The truth, of course, is quite different. The consequence of sin is Hell, which is both real and eternal. Sin is primarily an offense against God, who is both merciful and just. Sin is an assertion that the sinner has placed himself above the right of God to obedience. Sin always diminishes, and may even eliminate grace, the life of God in the soul. Forgiveness of sin always requires contrition and the desire to do better in the future. Perfect contrition -- sorrow for sin because it offends God and not for the simple fear of Hell -- brings forgiveness even for serious sins, but must be accompanied by Sacramental Confession because contrition is rarely perfect. Sacramental Confession is the means appointed by Our Lord Himself for the forgiveness of sins, and must be received after serious sin and before receiving any Sacrament except Baptism.
The requirement to confess one's sins is contained in the Our Lord's words instituting the Sacrament. The priest may "forgive" or "retain" the sins of the penitent.
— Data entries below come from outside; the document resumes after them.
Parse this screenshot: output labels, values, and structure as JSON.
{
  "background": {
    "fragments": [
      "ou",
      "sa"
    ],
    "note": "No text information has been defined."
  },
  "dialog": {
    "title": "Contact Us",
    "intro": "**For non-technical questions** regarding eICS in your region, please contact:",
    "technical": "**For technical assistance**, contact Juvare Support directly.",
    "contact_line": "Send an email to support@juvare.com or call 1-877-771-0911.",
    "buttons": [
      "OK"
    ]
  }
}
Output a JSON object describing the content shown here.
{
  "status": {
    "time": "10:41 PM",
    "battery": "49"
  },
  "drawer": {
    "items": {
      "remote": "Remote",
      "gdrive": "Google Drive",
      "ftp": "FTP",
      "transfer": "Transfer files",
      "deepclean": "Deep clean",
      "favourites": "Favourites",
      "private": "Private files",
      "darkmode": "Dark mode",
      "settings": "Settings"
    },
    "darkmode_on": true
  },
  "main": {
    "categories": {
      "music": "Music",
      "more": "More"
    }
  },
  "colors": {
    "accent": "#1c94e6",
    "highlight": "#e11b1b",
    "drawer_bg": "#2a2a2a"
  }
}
This implies making a judgement -- one that can be made only after heariing the Confession.
General absolution -- the granting of Sacramental forgiveness to a group of people without individual Confessions -- is possible only for an urgent reason when it is not possible for the priest to listen to each Confession. Traditionally, the urgent reason urgent enough is danger of death -- perhaps an imminent air raid, soldiers unexpectedly called to battle, or a sinking ship. Bishops may allow their priests to grant absolution if an integral Confession will not be possible for a very long period of time. A large number of people gathered for a major holy day observance does not constitute a reason for granting general absolution. In all cases, those who receive general absolution are required to make a complete Confession -- including the sins absolved by general absolution -- at the earliest opportunity.